Naciones del hecho consumado
¿Nos condenó la historia a vivir en naciones del hecho consumado, donde no tenemos derecho a soñar y somos gobernados por administradores provisionales que ni siquiera saben cuándo terminará su mandato?
En los sectores público y privado, quienes trabajan en economía y negocios suelen utilizar el término "seguridad laboral" como un factor que motiva a los empleados a esforzarse al máximo, cumplir con las leyes y normativas para preservar su estabilidad laboral, ingresos constantes y oportunidades de desarrollo.

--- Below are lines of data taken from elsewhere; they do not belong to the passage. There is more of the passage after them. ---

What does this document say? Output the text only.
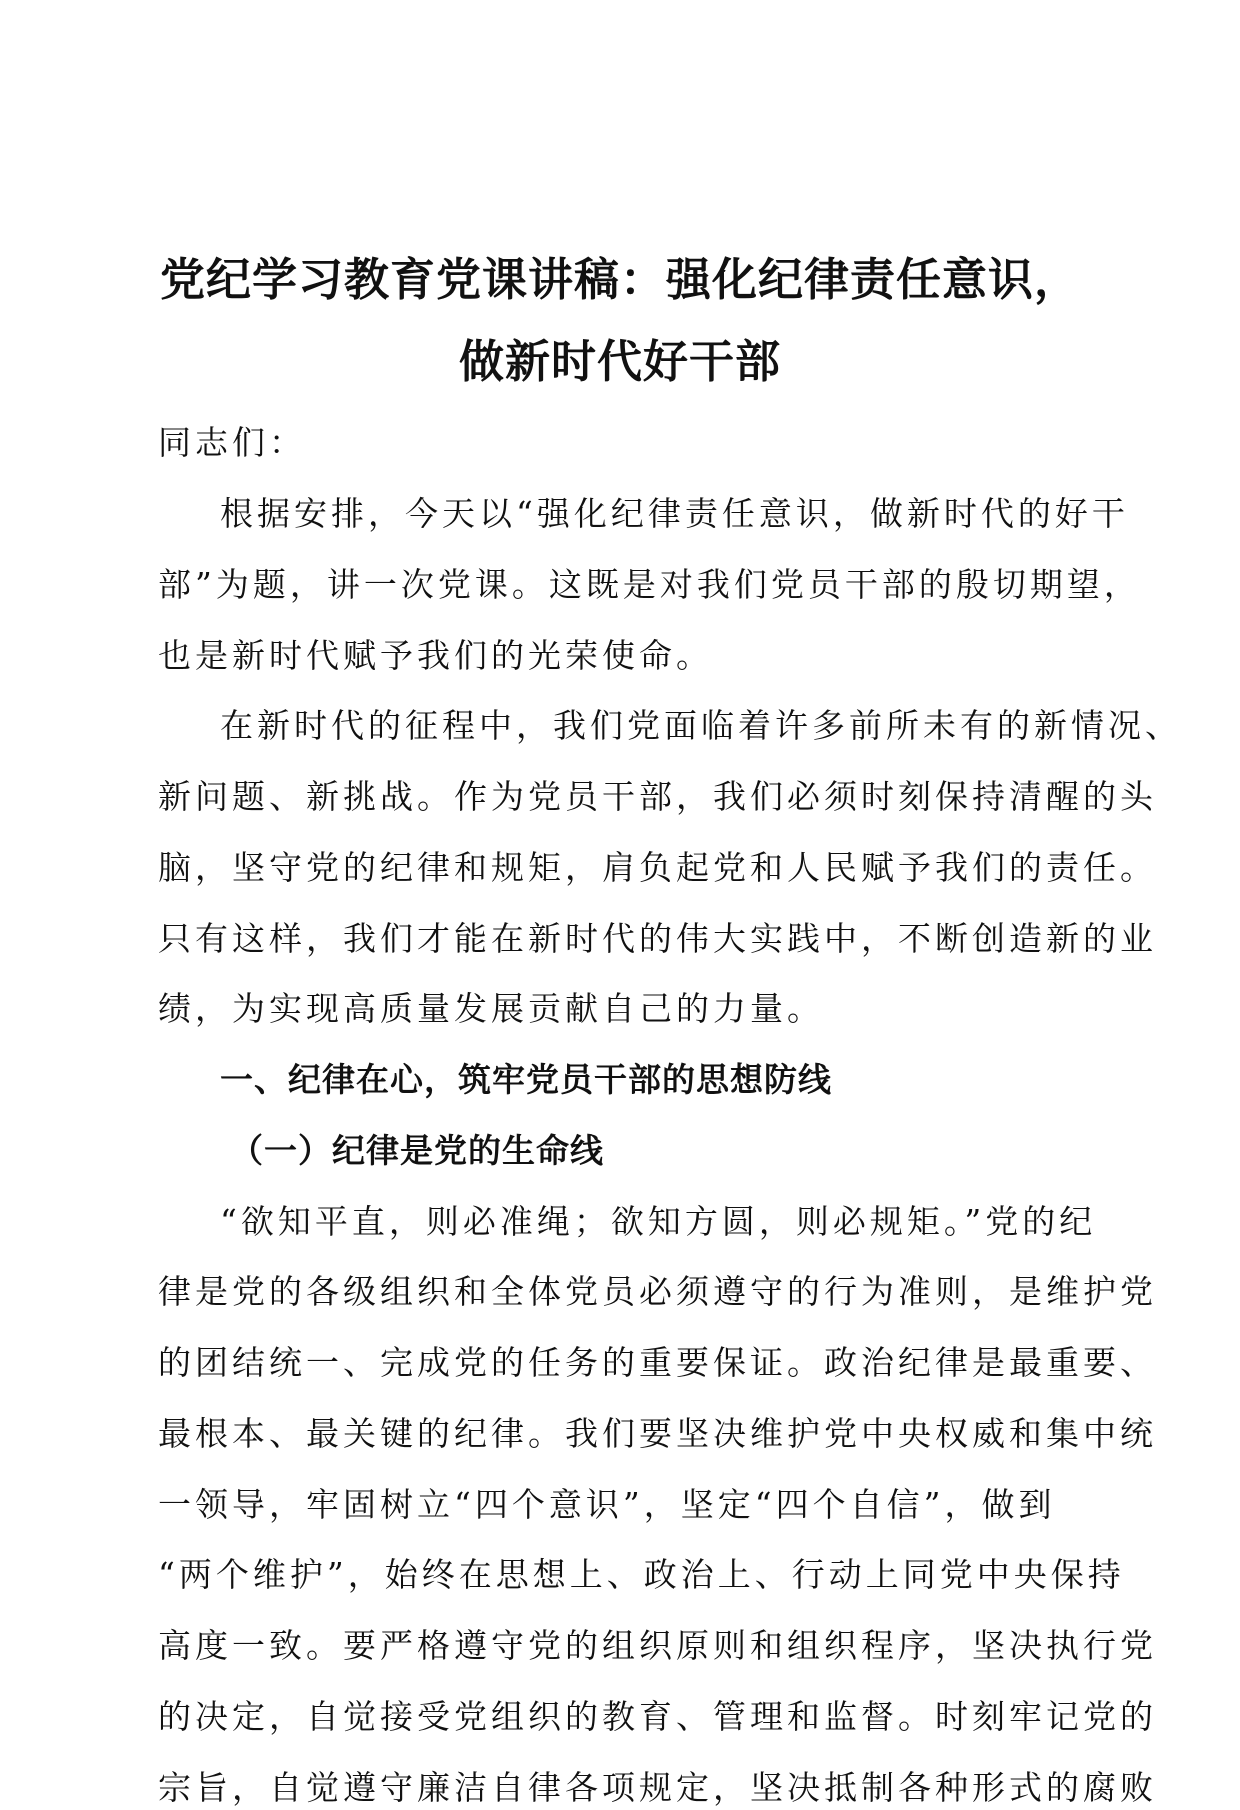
党纪学习教育党课讲稿：强化纪律责任意识，
做新时代好干部

同志们：

根据安排，今天以“强化纪律责任意识，做新时代的好干

部”为题，讲一次党课。这既是对我们党员干部的殷切期望，

也是新时代赋予我们的光荣使命。

在新时代的征程中，我们党面临着许多前所未有的新情况、

新问题、新挑战。作为党员干部，我们必须时刻保持清醒的头

脑，坚守党的纪律和规矩，肩负起党和人民赋予我们的责任。

只有这样，我们才能在新时代的伟大实践中，不断创造新的业

绩，为实现高质量发展贡献自己的力量。

一、纪律在心，筑牢党员干部的思想防线

（一）纪律是党的生命线

“欲知平直，则必准绳；欲知方圆，则必规矩。”党的纪

律是党的各级组织和全体党员必须遵守的行为准则，是维护党

的团结统一、完成党的任务的重要保证。政治纪律是最重要、

最根本、最关键的纪律。我们要坚决维护党中央权威和集中统

一领导，牢固树立“四个意识”，坚定“四个自信”，做到

“两个维护”，始终在思想上、政治上、行动上同党中央保持

高度一致。要严格遵守党的组织原则和组织程序，坚决执行党

的决定，自觉接受党组织的教育、管理和监督。时刻牢记党的

宗旨，自觉遵守廉洁自律各项规定，坚决抵制各种形式的腐败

Aunque este término tiene connotaciones positivas, a menudo se usa como pretexto para imponer reglas y condiciones arbitrarias que los trabajadores deben acatar para no perder esa supuesta seguridad.
Los gobiernos adoptaron este concepto, imponiendo a sus ciudadanos aceptar las migajas económicas y políticas que se les ofrecen bajo el lema de seguridad y protección.
Esa seguridad y protección se materializaron en la figura de un policía o un agente de inteligencia que oprime al pueblo con el pretexto de proteger a la patria de sus enemigos.
Aunque el enemigo es bien conocido y lleva por nombre la "entidad sionista", no encontrarás a ningún sionista en las cárceles de tu país; el enemigo eres tú si te atreves a exigir tus derechos, especialmente los políticos.
Tu deber es aceptar lo que te ofrecen los gobiernos de facto que se autoproclamaron como tus gobernantes, organizados por divisiones y acuerdos con las potencias coloniales, quienes trazaron para ti fronteras, una bandera y un himno nacional.
Aceptamos lo que el colonialismo nos impuso y nos convertimos en ciudadanos que alaban a quienes nos gobiernan.
Sin embargo, algunos de nosotros se salieron del camino trazado, exigiendo unidad con sus familiares que quedaron del otro lado de la frontera o libertad para liberarse de la subordinación colonial.
A estas demandas se sumó, tras la ocupación de Palestina, el derecho a resistir al enemigo y liberar la tierra usurpada. El destino de esta minoría rebelde fue la cárcel, la tortura y los campos de detención.
La historia de cada uno de nuestros países está repleta de relatos sobre lo que les ocurrió a estos pocos, quienes se convirtieron en una advertencia para el resto. Las naciones volvieron a aceptar el hecho consumado.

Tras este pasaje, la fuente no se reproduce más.